Self Review Pull Requests for Better Collaboration

Pull Requests Need Context

A Pull Request (PR) is a conversation with you and your team about the changes you are making to your codebase.

These changes to the codebase can range in flavor and complexity depending on what you’re trying to accomplish.

Dropping teammates (or your future self) into the middle of those changes without any context is doing everyone a disservice.

Not all code is created equal, some code you spent hours sweating over tweaking for subtle bugs or nuances in the constraints that you’re working with while other code is straight forward and works as expected in minutes.

But to the reviewer, each of these instances is just another line of code changed that they need to skim.

In comes the “LGTM 👍” with the approve button mashed without a second thought.

We all know they just skimmed the files changed, clicked around on the preview deploy and thought “Good enough, works on my machine.”

This is all well and good if the code runs as expected and isn’t a sad, confusing mess when you return to make another update or tweak.

The problem is we’ve all come back to code the next day and thought:

“WTF was I thinking this makes no sense.”

Multiply that feeling by 10x every week that goes by.

Add in the other humans you are collaborating with and you’ve got a real mess on your hands.

The Self Review

What you need to do is bring the context that you’ve built up over the hours you’ve spent on your code to the PR that you just put in.

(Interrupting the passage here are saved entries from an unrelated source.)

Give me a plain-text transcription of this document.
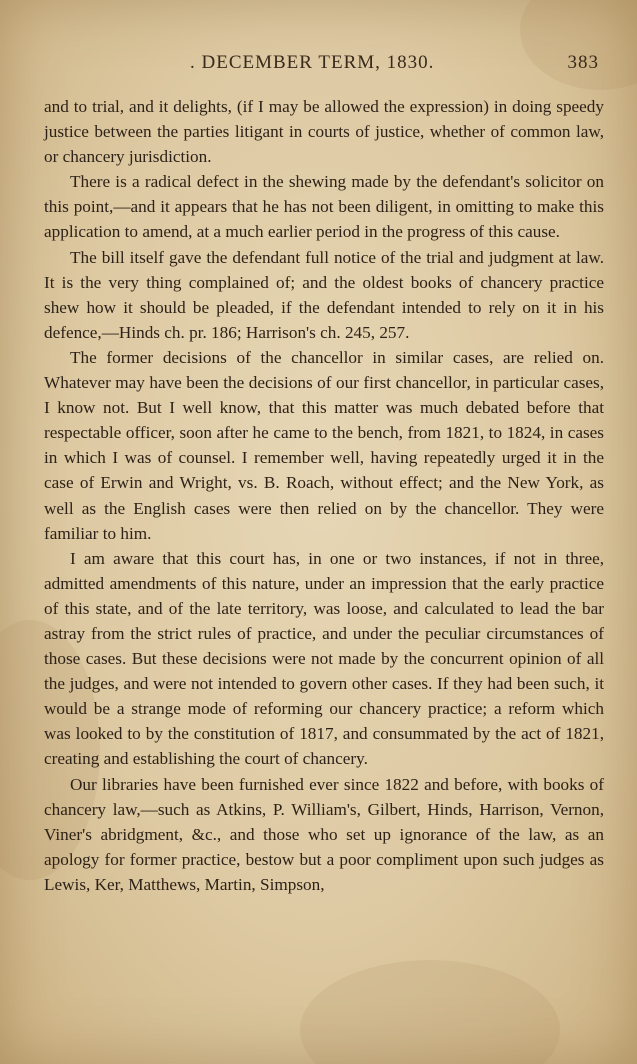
. DECEMBER TERM, 1830.	383

and to trial, and it delights, (if I may be allowed the expression) in doing speedy justice between the parties litigant in courts of justice, whether of common law, or chancery jurisdiction.

There is a radical defect in the shewing made by the defendant's solicitor on this point,—and it appears that he has not been diligent, in omitting to make this application to amend, at a much earlier period in the progress of this cause.

The bill itself gave the defendant full notice of the trial and judgment at law. It is the very thing complained of; and the oldest books of chancery practice shew how it should be pleaded, if the defendant intended to rely on it in his defence,—Hinds ch. pr. 186; Harrison's ch. 245, 257.

The former decisions of the chancellor in similar cases, are relied on. Whatever may have been the decisions of our first chancellor, in particular cases, I know not. But I well know, that this matter was much debated before that respectable officer, soon after he came to the bench, from 1821, to 1824, in cases in which I was of counsel. I remember well, having repeatedly urged it in the case of Erwin and Wright, vs. B. Roach, without effect; and the New York, as well as the English cases were then relied on by the chancellor. They were familiar to him.

I am aware that this court has, in one or two instances, if not in three, admitted amendments of this nature, under an impression that the early practice of this state, and of the late territory, was loose, and calculated to lead the bar astray from the strict rules of practice, and under the peculiar circumstances of those cases. But these decisions were not made by the concurrent opinion of all the judges, and were not intended to govern other cases. If they had been such, it would be a strange mode of reforming our chancery practice; a reform which was looked to by the constitution of 1817, and consummated by the act of 1821, creating and establishing the court of chancery.

Our libraries have been furnished ever since 1822 and before, with books of chancery law,—such as Atkins, P. William's, Gilbert, Hinds, Harrison, Vernon, Viner's abridgment, &c., and those who set up ignorance of the law, as an apology for former practice, bestow but a poor compliment upon such judges as Lewis, Ker, Matthews, Martin, Simpson,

Your job is not done until you’ve clearly communicated the nuances and approaches you took in your code.

The self review is your vehicle for communicating your intent.

If your collaboration tool of choice is GitHub, you do this by heading over to the Files changed tab and scan through the changes you made. When you come across a decision that you made you can highlight the trade offs and approach you took given your current restraints.

self review sparks conversation full PR here

Each comment you leave is an entry point for conversation and an opportunity for your team to understand what you did and provide better feedback.

Some points in code that are worth highlighting:

  • Packages you brought in to accomplish a task
  • Patterns you applied
  • Decisions you made that aren’t obvious
  • Further improvements that were deemed out of scope

The goal here is to bring your future self and teammates the context you are holding in your head AND stimulate conversation around the changes that are made so collectively you all can make the best decisions possible.

Even if you get a “LGTM 👍” after doing a self review, you did your best to communicate what changes were made and the intentions behind them.